What do we want to do about matches that cross page boundaries (if anything)? For example "crimes against humanity" exists as a phrase, but "crimes against" appear as the last words of one page, with "humanity" appearing as the first word of the next page?

jkeck commented 6 years ago

In our case, if that did happen, "crimes against" would exist in Document A, and "humanity" would exist in Document B. Is there anything we could do about this?

jvine commented 6 years ago

are the documents indexed in the same way in the Spotlight search? each page individually? I'm wondering if we're setting up a mismatch in behaviour between Spotlight and the viewer.

jkeck commented 6 years ago

The documents are indexed at the page/canvas level in content search because it is "search within this document" and the level of discovery is a canvas (e.g. I want to enter a search query and be returned pages that have that term on them).

Exhibits/Spotlight is search across as opposed to search within, so the indexing is done at the document level.

I'm not sure how we meet both these requirements simultaneously:

These seem to be opposite requirements to me.

jvine commented 6 years ago

So Spotlight is searching the document for the existence of three terms: A B C. They are ANDed, so must all be present in the document. Doc may be returned if A is on page 4, B on page 27, C on pages 3 and 15.

Move to the viewer, where user will expect to find the three terms in the document. They do the same search, they get no hits, because all three terms are not present on any one page.

That seems like a problem. @ggeisler, your thoughts?
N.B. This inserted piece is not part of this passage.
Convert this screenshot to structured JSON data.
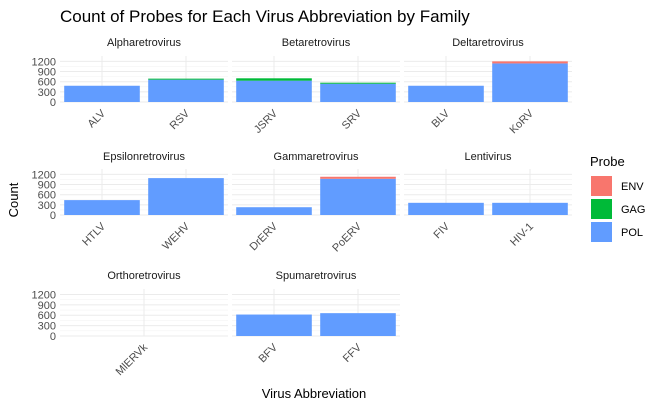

I think both requirements above could be wrong for different reasons.

"ANDed terms don't have to be in sequence or even near each other on the page, but they must all be present on the page."

In the context of the viewer only, it technically makes sense, since the page is the unit of discovery and the unit of discovery should, in theory, include all ANDed terms. But it doesn't make sense in the overall flow where the user will find a document for their query, then potentially find no instances of that query within the document.

ANDed terms that are split across pages should return both pages.

Then we are essentially treating AND as a phrase. With an AND search you can reasonably expect other words to fall between the terms. How much proximity do we require to highlight terms across 2 pages?

Yeah, these can't both be true.

ggeisler commented 6 years ago

I agree it's not an ideal situation and is likely to cause confusion for the user who enters the same multiple terms in both Spotlight search and the viewer search. Given we're using a different unit of discovery in the two contexts, I don't have any ideas for a good solution.

jkeck commented 6 years ago

I'm not 100% sure if this is possible, but I wonder if we (in discovery environments) index each canvas into individual multi-valued fields then configure solr to only consider returning results/highlights for hits w/i that instance of the field, and not necessarily in fields across the multiple values. positionIncrementGap aims to deal w/ this, although I think that may be for phrase queries only.

Are we at the point that we need to do some more analysis of the desired behavior? I feel like we're beginning to define it, but not sure it has been explicitly documented anywhere (or maybe that exists somewhere, and we can use that to generate some acceptance criteria).

anarchivist commented 6 years ago

From 2/20 sprint planning: the work that remains is the fixing the bug that @aeschylus and @jkeck identified, and exploring with the implementation of the unified highlighter.